Teaching a hodge-podge of eastern mysticism and Christianity, Anne Hamilton-Byrne was the group’s self-appointed head honcho, who sat on a literal throne and fed her home-schooled young followers LSD.
Throughout the 60s and 70s Hamilton-Byre adopted children she raised (and claimed to be her own), dressing them in identical clothes and cutting their peroxide-dyed hair in the same bob cut. Looking at photographs of them evokes memories of Village of the Damned, or the twins from The Shining (“come play with us forever and ever and ever …”).
A falling out between the leader and one of her “daughters”, Sarah, spelt the beginning of the end: police raided The Family’s property in Eildon in the late 80s and legal proceedings followed. In the field of stranger-than-fiction Australian tales, this one is certainly on the podium.
A terrific story indeed. But sadly, not the one presented in film-maker Rosie Jones’s ambitious attempt to make sense of it; a structurally higgledy-piggledy documentary that is less an expose than a tantalising suggestion of the history lesson that might have been.
The tendency for film-makers to shoot first and “pick it up in the edit” is a particularly tempting one in documentary. Here it seems to have overwhelmed the film-maker; there’s a feeling The Family was ordered retrospectively and the task was monumental.
Jones’s research is commendable (perhaps an upcoming book tie-in will provide a more accommodating format) and the film includes access to several of the now grown-up children.
But the riddle of what compelled Hamilton-Byrne’s followers to behave in ways they would otherwise find morally reprehensible remains largely out of reach. So too for more elementary questions. What did a standard day at the club cult-house look like? What did the adults get up to when they weren’t drugging the kids?

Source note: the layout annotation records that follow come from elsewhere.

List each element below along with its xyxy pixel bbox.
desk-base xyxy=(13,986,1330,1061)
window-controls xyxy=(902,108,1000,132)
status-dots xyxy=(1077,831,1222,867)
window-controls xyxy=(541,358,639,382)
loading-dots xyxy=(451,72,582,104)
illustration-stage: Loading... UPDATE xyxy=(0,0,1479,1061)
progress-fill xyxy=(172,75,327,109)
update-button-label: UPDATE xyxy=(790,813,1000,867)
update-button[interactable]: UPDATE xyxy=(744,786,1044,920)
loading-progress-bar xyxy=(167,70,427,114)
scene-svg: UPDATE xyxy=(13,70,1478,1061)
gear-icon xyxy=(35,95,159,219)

The Family drops most of its information about Hamilton-Byrne towards the end (her life is unquestionably interesting, journeying from an impoverished background to an insanely – in more than a single sense – privileged one) but that content might have worked better front-loaded. The film would have immeasurably benefited from a clearer, more palatable structure, a path to guide audiences through this tangled, creepy, improbable yarn.
At one point a new interview appears, credited as a current member of the sect. The viewer’s response is likely to be What’s that? Say again? This thing still exists?
But the film-maker greets the revelation with no sense of surprise, a frustrating approach, presumably predicated on an assumption audiences more or less know this story. Most of us don’t. A great one remains – evidently, like the cult itself – lurking somewhere, waiting to be told.